Ogórek oburzona wyrokiem sądu. Internauci w jej poście wytknęli kompromitujący błąd
Przypomnijmy, że Magdalena Ogórek i Rafał Ziemkiewicz zostali prawomocnie skazani w sprawie o zniesławienie. O wyroku poinformowała działaczka Elżbieta Podleśna.
Wyrok ws. Ogórek i Ziemkiewicza
"Magdalena Ogórek i Rafał Ziemkiewicz zostali skazani prawomocnym wyrokiem. Spodziewam się kasacji. Ale dziś się cieszę. Cieszmy się!" – napisała Elżbieta Podleśna, psychoterapeutka, aktywistka i działaczka społeczna.
W lutym 2019 roku Magdalena Ogórek i Rafał Ziemkiewicz w programie "W tyle wizji" na antenie TVP podważali bezstronność i kompetencje zawodowe Elżbiety Podleśnej. Sugerowali, że wykorzystuje ona terapię do agitacji politycznej i namawia pacjentów do udziału w antyrządowych manifestacjach.
– Mam wrażenie, iż ich (pacjentów - red.) przyprowadza na rozmaite eventy (...) zachowują się, jakby mieli pranie mózgu fachowo zrobione – sugerowali prowadzący.
– Wrażenie takie możemy odnosić i jeżeli jest to wykorzystywanie własnych umiejętności, tutaj de facto quasi-lekarskich, do manipulowania ludzką psychiką, to ja myślę, że (...) czekam cały czas na reakcję Towarzystwa Psychologicznego w takiej sprawie – mówili Ogórek i Ziemkiewicz w programie TVP.
Oburzona Ogórek zrobiła spory błąd we wpisie
Wyrok sądu ewidentnie rozzłościł Ogórek. Dała temu wyraz na Twitterze. "Zbeszcześciły (pisownia oryginalna-red.) Matkę Boską - Sąd Okręgowy uniewinnił. Napadły na mnie: SO uniewinnił. Powiedziałam, że działalności napastniczki powinno przyjrzeć się Polskie Tow.

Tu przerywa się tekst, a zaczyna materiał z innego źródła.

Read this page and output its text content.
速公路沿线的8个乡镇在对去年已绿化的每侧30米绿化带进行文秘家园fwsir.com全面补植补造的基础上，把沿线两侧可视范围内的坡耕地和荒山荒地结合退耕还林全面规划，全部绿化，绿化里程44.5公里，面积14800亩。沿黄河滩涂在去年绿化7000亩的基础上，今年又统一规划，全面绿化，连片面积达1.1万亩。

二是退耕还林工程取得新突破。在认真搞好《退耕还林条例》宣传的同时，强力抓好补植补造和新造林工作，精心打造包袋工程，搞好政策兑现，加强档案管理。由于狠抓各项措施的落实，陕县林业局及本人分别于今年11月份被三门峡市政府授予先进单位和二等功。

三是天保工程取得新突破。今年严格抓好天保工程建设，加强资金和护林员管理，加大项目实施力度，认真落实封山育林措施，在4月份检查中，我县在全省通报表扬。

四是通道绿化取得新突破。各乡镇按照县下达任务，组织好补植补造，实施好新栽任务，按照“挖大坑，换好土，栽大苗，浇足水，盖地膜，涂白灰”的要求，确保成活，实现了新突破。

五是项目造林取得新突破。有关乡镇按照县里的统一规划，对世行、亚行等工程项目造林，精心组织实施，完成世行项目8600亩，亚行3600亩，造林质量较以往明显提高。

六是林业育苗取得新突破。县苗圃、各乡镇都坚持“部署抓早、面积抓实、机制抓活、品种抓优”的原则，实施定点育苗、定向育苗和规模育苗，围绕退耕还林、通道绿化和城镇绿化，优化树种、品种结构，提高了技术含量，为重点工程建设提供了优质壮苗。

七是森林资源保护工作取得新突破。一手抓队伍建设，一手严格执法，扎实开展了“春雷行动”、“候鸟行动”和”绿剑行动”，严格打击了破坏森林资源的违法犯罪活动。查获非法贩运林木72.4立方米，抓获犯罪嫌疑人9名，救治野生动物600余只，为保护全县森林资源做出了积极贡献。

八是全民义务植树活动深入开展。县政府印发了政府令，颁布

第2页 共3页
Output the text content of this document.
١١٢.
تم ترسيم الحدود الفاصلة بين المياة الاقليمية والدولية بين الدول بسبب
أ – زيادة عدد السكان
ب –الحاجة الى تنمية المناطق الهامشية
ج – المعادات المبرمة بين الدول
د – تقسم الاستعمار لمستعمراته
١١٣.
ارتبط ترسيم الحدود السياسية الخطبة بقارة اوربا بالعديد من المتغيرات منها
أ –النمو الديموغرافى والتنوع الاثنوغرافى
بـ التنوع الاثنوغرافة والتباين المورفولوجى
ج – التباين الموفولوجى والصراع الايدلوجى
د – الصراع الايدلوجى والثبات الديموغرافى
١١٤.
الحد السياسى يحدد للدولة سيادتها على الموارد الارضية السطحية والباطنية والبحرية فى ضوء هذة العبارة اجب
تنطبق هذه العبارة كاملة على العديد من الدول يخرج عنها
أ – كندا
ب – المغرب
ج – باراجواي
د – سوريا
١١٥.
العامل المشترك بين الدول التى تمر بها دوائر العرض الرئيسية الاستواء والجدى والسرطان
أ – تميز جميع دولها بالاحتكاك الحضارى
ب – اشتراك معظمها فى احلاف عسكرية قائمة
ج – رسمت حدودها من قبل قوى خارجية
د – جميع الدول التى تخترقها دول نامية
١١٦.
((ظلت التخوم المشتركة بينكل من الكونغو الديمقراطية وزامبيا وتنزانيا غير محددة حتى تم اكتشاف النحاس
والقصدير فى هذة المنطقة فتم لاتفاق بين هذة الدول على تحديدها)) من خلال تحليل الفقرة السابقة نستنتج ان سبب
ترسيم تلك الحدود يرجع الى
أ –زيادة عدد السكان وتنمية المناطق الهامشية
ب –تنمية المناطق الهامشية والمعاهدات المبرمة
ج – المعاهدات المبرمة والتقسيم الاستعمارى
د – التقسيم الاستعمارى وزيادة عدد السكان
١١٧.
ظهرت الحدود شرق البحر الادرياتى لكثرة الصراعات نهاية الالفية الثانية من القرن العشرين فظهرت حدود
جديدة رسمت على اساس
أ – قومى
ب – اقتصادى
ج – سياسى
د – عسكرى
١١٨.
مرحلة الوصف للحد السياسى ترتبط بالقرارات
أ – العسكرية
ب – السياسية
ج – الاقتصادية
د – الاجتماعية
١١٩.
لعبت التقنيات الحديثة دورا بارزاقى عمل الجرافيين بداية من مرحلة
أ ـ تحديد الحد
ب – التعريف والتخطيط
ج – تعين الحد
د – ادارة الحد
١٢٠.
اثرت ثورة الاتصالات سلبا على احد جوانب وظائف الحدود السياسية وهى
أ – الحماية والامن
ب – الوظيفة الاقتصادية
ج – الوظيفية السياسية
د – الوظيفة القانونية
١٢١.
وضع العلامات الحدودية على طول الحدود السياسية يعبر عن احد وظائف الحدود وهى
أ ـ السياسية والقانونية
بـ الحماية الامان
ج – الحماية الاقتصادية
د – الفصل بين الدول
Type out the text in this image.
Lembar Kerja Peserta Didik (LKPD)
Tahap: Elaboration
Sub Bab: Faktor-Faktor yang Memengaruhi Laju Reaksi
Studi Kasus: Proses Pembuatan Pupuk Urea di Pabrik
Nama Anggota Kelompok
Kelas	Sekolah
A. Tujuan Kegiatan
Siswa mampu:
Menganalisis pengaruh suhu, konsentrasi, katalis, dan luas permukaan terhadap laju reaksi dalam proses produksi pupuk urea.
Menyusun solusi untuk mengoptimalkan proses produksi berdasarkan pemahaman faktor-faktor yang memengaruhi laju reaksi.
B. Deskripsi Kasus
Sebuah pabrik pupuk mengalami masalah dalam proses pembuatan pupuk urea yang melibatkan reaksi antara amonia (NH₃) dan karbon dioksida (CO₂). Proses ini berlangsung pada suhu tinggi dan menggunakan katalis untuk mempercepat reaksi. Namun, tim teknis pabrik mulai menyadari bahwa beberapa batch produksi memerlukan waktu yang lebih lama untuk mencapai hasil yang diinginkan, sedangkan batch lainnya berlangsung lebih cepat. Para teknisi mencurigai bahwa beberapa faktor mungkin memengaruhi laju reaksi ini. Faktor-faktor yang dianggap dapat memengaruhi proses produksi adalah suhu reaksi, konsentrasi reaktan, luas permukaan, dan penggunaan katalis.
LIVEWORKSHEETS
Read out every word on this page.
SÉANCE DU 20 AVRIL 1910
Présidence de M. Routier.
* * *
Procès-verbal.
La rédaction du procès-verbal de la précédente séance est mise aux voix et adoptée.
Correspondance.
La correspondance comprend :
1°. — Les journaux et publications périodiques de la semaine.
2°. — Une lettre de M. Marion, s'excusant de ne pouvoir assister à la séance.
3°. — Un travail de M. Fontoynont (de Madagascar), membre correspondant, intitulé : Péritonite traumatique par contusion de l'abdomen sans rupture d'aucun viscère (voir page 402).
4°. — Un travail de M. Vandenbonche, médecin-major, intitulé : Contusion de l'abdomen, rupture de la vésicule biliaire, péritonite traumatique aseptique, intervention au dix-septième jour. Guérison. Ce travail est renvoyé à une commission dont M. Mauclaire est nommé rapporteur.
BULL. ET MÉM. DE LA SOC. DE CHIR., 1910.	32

Psychologiczne (napastniczka jest psychologiem) - SO mnie skazał" - wyliczyła Ogórek w swoim wpisie.
W jej wpisie jest jednak spory błąd, co wytknęli jej komentujący. "Dr nauk humanistycznych będąca dziennikarką prowadzącą w corocznie dofinansowanych z budżetu państwa kwotą 2,7 miliarda złotych mediach publicznych pisze "zbezcześcić" przez "sz". To się nie dzieje" - napisał znany lekarz Bartosz Fiałek.
W kontekście wpisu Ogórek przypomnijmy też, że w styczniu 2022 roku sąd w Płocku uniewinnił trzy aktywistki oskarżone o "obrazę uczuć religijnych". Chodzi o sprawę, która dotyczyła tego, że trzy kobiety rozlepiły wokół kościoła św. Dominika w 2019 roku naklejki z wizerunkiem Matki Bożej Częstochowskiej z tęczową aureolą. Wyrok – jako że zapadł w apelacji – jest prawomocny.
Wyrok sądu z radością przyjęły środowiska broniące praw społeczności LGBT. "Elżbieta Podleśna, Anna Prus, i Joanna Gzyra-Iskandar prawomocnie uniewinnione! Sąd w Płocku podtrzymał wyrok pierwszej instancji. Ta decyzja daje nadzieję, że społeczność osób queerowych i aktywistycznych ma jeszcze narzędzia do obrony przed atakami fundamentalistycznych organizacji" – napisało wówczas na Twitterze stowarzyszenie "Miłość nie wyklucza".